Die neue Regentonne! „Wir gewöhnen Stefan in der Regentonne an das Wasser!" Und so gingen Cousine Amy und Cousin Robin frisch ans Werk. Erst stiegen sie selbst hinein und machten es ihm vor. Dann setzten sie ihn behutsam wie einen Wackelpudding selbst in das Wasser. Immer wieder und immer weiter hinein. Danach Tauchen: Mit Augen zu und Nase zuhalten, mit Augen zu und Nase offen. Ohne Augen und ohne Nase! - zuhalten natürlich. Am Schluss, Deckel auf die Tonne!
Plötzlich war es soweit! Stefan konnte tauchen, aber sowas von tauchen. So gut wie ein geheimnisvolles Ding namens Dinudelus, das spricht man Dinudelus, was so viel heißt wie Dinudelus. Ihr fragt euch jetzt sicher, was dieses geheimnisvolle Ding ist? Tja, wie sage ich das jetzt? - Denn dieses geheimnisvolle Ding, ist unheimlich kompliziert zu beschreiben, wie wenn man beschreiben müsste wie man zum Mond läuft, ohne sich zu verlaufen. Einfach so kompliziert zu beschreiben, dass man es kaum beschreiben kann. Aber - pssst, sagt es niemandem weiter, ich versuche es speziell für euch trotzdem!
Also, stellt euch eine leere Plastikflasche vor. Diese füllt ihr fast ganz voll mit Wasser, aber, und jetzt kommt der Clou, eben nur fast. Denn oben, ganz oben, bleibt ein wenig Luft in der Flasche, mehr oder weniger, je nachdem. Jetzt Deckel drauf, ... Fertig!
Und dieses extrem geheimnisvolle Ding namens Dinudelus lässt man jetzt mit Schwung in ein Gewässer hinabsausen, z.B. Regentonne oder so ähnliches. Huii, da saust es hinab in die finstere Tiefe und Ihr denkt bestimmt: „Weg ist es, dieses geheimnisvolle Ding."
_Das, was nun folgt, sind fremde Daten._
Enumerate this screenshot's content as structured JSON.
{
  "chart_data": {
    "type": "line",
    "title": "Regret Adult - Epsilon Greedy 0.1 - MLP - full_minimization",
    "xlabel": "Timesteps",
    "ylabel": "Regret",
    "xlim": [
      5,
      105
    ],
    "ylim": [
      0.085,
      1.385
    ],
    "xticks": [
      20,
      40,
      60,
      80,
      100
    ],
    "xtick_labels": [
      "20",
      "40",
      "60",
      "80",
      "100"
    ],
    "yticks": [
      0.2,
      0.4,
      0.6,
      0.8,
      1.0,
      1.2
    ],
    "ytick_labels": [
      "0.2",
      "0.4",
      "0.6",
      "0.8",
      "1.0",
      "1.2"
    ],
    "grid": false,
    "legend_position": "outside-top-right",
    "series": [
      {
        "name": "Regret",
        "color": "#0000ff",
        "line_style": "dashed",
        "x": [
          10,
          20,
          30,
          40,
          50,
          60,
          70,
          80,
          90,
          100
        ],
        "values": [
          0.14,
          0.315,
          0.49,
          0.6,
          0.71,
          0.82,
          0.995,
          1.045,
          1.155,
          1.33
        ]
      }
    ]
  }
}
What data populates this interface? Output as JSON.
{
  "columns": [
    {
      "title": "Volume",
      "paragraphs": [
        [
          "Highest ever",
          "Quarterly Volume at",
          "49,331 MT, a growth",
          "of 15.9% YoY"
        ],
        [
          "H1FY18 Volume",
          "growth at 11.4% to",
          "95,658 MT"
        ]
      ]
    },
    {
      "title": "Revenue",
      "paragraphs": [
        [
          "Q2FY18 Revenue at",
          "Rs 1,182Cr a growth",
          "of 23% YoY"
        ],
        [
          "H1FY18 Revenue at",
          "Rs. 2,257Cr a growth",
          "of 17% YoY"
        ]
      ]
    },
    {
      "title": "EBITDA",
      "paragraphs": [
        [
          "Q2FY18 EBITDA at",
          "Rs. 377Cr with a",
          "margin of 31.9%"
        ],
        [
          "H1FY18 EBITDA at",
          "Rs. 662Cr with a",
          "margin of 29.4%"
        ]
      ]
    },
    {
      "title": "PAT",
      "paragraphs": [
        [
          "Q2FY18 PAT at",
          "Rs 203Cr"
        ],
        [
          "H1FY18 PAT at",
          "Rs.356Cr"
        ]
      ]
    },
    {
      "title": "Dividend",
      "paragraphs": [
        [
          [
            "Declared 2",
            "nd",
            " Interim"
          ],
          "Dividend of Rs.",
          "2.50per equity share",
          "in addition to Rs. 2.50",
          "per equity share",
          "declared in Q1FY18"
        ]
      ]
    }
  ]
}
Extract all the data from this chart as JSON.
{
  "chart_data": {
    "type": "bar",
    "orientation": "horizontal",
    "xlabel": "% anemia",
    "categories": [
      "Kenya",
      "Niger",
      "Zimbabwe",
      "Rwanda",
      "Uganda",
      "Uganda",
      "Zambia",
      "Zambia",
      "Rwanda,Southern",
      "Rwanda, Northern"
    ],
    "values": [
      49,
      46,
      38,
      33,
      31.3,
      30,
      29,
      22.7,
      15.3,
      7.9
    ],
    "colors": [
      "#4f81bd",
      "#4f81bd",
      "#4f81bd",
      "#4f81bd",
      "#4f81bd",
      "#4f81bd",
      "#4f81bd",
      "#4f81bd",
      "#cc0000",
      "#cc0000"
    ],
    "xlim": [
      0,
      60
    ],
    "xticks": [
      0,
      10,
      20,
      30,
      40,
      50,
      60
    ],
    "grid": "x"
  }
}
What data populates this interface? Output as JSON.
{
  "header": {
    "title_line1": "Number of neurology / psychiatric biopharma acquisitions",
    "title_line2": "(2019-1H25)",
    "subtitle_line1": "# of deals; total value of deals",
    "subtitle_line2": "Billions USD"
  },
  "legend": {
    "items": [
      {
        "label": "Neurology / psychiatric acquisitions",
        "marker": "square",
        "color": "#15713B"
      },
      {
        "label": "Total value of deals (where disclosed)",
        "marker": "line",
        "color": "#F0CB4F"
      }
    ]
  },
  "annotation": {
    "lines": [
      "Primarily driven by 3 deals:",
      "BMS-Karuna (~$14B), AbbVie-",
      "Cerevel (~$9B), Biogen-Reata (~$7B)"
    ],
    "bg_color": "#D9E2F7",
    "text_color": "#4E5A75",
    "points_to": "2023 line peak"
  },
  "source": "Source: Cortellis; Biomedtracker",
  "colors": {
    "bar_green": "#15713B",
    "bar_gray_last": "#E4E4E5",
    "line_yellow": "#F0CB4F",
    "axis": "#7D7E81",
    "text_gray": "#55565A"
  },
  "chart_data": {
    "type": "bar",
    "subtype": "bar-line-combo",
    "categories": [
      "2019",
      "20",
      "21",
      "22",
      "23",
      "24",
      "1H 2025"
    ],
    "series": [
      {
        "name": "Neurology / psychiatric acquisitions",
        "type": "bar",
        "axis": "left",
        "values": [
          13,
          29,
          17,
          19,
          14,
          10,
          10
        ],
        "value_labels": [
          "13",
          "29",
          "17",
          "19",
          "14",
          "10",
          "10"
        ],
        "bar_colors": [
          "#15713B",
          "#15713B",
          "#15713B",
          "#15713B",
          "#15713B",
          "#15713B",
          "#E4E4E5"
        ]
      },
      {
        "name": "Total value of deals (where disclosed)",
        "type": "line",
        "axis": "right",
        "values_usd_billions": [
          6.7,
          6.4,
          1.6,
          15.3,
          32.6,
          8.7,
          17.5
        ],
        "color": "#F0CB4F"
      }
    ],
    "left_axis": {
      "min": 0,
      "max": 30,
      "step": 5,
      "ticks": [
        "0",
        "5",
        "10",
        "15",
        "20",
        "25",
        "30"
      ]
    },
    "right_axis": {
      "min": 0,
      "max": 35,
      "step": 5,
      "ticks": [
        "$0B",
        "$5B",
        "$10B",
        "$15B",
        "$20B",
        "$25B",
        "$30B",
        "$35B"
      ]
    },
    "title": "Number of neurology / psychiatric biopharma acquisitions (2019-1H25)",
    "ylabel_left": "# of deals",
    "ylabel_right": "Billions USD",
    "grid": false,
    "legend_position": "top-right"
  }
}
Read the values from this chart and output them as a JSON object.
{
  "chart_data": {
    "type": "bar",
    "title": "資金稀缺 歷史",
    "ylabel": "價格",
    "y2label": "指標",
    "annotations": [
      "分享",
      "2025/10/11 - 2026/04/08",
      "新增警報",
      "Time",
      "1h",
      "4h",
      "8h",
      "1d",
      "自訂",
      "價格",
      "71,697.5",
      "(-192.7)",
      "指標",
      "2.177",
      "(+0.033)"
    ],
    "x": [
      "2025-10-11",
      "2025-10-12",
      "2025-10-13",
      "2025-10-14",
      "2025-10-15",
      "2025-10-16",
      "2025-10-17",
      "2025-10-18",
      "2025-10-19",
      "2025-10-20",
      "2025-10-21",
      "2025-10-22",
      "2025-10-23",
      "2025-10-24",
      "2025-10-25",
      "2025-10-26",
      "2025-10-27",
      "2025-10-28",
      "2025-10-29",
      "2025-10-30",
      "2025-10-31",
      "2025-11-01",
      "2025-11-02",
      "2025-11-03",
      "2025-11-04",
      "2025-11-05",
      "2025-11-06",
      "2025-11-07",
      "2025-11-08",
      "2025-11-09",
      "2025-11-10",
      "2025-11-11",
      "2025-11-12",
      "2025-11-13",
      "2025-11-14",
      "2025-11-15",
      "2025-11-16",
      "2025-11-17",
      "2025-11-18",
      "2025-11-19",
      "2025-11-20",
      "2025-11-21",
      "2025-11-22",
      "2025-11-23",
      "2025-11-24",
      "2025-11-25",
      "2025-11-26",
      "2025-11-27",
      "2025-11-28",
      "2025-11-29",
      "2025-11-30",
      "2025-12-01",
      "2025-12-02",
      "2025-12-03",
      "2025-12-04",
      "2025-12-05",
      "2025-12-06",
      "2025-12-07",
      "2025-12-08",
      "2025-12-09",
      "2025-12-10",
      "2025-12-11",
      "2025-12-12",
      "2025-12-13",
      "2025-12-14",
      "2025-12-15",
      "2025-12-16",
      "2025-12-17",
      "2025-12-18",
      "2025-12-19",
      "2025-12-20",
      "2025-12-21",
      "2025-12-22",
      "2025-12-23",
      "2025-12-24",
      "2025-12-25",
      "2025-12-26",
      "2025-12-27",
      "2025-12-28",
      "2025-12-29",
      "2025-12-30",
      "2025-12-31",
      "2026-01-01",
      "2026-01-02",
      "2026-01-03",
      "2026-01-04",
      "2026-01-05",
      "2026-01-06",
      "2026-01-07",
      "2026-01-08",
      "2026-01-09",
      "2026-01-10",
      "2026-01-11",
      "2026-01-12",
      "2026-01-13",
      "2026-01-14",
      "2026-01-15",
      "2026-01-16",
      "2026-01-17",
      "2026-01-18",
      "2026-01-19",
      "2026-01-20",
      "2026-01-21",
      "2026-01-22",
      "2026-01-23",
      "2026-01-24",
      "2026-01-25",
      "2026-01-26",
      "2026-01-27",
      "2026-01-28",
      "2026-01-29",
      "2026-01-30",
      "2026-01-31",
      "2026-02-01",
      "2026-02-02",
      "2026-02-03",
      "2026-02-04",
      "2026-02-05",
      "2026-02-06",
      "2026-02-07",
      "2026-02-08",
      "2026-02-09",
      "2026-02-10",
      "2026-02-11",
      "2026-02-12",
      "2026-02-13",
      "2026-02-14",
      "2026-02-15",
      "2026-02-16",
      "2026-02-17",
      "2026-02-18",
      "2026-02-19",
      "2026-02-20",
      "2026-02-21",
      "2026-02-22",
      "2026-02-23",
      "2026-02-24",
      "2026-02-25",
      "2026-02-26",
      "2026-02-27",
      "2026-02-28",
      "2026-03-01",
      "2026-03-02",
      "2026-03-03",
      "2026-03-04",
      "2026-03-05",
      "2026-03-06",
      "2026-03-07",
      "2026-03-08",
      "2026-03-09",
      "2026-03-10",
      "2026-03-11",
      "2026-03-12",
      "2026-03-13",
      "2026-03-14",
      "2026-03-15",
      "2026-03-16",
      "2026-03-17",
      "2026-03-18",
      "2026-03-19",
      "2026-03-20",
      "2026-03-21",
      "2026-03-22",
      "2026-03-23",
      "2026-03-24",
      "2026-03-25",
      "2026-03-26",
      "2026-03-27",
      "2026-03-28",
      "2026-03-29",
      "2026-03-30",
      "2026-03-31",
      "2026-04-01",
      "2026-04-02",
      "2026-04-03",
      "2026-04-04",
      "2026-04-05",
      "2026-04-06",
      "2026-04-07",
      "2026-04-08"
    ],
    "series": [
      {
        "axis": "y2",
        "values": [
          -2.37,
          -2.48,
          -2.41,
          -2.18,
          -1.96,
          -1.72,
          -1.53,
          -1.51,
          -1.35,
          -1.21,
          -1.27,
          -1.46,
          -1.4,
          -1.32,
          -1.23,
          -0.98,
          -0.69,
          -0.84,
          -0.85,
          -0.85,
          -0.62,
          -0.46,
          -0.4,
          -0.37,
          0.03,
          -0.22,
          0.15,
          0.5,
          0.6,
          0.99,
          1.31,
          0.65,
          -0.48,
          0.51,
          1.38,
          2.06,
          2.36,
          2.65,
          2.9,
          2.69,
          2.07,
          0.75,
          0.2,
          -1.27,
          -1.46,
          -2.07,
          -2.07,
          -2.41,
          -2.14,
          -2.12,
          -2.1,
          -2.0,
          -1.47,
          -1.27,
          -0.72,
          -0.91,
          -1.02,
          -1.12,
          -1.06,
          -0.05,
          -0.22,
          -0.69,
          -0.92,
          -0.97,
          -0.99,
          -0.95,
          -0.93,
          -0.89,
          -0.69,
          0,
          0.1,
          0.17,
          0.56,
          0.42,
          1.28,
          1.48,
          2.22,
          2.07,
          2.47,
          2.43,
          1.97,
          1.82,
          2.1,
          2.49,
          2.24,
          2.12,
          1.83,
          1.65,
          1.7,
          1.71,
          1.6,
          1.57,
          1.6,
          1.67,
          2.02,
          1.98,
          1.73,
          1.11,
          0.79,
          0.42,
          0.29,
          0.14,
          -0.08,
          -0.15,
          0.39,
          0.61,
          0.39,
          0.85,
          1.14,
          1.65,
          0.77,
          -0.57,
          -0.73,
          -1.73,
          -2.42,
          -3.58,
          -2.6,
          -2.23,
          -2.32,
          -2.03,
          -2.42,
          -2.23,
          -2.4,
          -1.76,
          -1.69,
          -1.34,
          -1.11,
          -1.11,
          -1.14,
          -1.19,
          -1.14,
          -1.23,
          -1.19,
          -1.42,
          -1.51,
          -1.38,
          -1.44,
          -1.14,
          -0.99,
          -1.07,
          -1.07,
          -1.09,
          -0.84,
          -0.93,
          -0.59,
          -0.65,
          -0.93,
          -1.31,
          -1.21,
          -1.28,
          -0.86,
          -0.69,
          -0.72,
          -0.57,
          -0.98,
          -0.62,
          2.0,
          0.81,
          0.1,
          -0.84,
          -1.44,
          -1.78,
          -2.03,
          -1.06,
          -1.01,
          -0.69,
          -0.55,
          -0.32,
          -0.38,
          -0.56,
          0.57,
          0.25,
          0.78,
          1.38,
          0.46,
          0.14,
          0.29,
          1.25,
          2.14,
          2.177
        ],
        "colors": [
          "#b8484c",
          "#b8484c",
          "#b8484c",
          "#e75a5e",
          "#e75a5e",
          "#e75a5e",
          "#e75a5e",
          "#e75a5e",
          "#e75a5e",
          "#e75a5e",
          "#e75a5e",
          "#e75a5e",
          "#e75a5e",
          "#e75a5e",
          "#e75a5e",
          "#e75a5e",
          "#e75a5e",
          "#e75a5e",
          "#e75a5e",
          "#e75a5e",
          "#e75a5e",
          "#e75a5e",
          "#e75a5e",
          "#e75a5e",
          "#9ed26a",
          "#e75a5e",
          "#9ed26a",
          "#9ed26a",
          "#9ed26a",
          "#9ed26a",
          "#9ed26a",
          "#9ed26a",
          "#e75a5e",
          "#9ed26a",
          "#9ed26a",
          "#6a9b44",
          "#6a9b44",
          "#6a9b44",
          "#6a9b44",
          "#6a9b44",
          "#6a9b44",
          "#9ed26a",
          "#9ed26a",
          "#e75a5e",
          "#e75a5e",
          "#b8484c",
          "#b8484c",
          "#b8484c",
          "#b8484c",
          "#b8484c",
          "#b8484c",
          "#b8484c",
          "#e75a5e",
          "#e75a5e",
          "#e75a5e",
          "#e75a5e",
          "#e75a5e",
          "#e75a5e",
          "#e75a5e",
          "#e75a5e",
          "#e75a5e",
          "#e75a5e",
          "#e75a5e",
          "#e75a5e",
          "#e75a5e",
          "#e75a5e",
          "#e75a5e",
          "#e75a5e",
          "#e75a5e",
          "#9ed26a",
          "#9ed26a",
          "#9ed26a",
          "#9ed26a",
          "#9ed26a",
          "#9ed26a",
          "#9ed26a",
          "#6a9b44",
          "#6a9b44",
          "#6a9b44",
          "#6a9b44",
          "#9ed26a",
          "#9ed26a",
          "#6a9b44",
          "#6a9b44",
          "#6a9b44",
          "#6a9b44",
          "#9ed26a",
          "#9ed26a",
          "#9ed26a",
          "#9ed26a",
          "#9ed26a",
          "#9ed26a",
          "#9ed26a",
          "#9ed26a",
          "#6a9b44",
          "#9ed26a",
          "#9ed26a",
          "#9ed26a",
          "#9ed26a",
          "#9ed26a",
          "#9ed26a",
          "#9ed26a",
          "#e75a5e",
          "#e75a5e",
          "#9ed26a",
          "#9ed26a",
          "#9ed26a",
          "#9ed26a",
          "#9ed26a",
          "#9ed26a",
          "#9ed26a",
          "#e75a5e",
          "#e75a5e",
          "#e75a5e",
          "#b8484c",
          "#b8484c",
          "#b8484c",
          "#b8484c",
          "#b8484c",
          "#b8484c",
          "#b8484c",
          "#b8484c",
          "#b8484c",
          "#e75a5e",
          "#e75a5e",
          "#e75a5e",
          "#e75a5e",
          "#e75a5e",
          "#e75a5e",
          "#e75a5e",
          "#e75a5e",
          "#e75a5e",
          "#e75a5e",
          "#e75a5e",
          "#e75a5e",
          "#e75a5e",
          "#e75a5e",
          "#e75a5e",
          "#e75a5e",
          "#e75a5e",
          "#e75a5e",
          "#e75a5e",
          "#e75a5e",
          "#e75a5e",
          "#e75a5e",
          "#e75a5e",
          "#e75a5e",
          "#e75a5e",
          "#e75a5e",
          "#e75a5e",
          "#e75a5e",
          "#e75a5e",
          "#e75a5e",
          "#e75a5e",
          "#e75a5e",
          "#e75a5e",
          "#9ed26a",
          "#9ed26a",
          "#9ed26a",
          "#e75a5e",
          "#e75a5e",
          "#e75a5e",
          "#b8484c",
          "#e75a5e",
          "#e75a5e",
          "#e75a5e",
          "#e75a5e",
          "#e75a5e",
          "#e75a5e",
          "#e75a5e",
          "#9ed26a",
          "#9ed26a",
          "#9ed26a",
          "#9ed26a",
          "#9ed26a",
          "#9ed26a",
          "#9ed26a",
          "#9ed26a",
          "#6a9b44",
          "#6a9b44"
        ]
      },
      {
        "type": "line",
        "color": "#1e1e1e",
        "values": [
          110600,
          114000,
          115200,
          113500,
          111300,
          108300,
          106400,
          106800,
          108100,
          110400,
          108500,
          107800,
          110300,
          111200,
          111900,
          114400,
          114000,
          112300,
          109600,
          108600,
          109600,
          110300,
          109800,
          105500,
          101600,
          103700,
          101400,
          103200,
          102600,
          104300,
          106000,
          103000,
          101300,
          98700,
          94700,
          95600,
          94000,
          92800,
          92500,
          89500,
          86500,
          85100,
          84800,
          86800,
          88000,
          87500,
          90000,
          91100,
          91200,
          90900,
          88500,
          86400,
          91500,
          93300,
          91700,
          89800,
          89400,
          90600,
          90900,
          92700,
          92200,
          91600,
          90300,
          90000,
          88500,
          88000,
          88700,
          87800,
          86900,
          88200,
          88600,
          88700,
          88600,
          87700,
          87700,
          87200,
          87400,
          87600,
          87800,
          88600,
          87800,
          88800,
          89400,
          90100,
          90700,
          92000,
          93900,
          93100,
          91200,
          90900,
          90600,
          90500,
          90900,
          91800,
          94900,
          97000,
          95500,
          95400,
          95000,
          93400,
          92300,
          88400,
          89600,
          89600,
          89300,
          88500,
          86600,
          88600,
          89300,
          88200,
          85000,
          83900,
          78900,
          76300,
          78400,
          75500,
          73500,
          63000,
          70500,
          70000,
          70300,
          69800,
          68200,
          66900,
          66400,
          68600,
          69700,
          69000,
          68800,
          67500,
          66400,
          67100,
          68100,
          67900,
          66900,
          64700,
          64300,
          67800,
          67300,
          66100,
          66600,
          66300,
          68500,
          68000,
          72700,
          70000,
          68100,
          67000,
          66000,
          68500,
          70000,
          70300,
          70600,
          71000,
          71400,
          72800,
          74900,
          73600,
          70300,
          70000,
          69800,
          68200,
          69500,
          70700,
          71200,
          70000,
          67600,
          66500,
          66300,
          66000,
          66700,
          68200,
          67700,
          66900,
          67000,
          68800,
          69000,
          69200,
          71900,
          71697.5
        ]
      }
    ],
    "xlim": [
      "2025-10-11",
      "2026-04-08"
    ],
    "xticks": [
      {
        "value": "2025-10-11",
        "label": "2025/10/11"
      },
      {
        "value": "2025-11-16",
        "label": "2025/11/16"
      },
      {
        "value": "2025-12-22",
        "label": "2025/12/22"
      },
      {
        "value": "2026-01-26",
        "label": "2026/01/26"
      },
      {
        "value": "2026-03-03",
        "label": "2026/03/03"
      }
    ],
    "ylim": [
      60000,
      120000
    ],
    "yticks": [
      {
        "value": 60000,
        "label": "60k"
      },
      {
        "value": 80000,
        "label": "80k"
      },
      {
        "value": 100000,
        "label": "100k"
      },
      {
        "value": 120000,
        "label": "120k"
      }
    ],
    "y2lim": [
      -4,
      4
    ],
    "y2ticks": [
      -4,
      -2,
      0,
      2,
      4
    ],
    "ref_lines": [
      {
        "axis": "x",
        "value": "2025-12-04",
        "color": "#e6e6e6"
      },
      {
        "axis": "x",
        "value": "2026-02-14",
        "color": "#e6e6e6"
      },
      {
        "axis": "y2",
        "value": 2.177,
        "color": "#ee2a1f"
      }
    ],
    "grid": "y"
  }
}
Wahrscheinlich wollt ihr euch gerade umdrehen und gehen, doch da, schwuppsdiwupps, kommt die Dinudelus aus der finsteren Tiefe empor und hüpft lustig wie ein tänzelnder Zaunfink, mit mehr oder weniger Schwung an die Wasseroberfläche. Den Schwung kann man übrigens einstellen, indem man mehr oder weniger Luft in die Dinudelus füllt.
Und jetzt stellt euch vor, es wäre keine Dinudelus, sondern Stefan, der eben von Cousine Amy, oder Cousin Robin in die Tiefen der Regentonne hinabgelassen wird und manchmal erst nach langer Zeit, oder manchmal ganz schnell, föhlich quieksend wieder nach oben kommt und an die Wasseroberfläche hüpft, je nachdem, ob er gerade mit mehr, oder weniger Luft gefüllt war.
Ab dieser Zeit, war das Wasser ein guter Freund von Stefan. Fast wie ein zweiter Bruder, soweit Wasser überhaupt ein Bruder sein kann. Auf jeden Fall war die Wasserscheu verschwunden, oder zumindest so klein geworden, dass man sie kaum noch sehen konnte, nicht einmal mehr mit einer Lupe, oder einem Mikroskop, oder einem Elektronenmikroskop, oder aber die Teilchen von Stefan hatten sich einfach mit den Teilchen des Wassers verschränkt und Stefan war ein bischen wasserartig geworden und das Wasser ein bischen stefanartig, doch so etwas können nur richtige Physiker herausfinden, und die sind bekanntlich rar.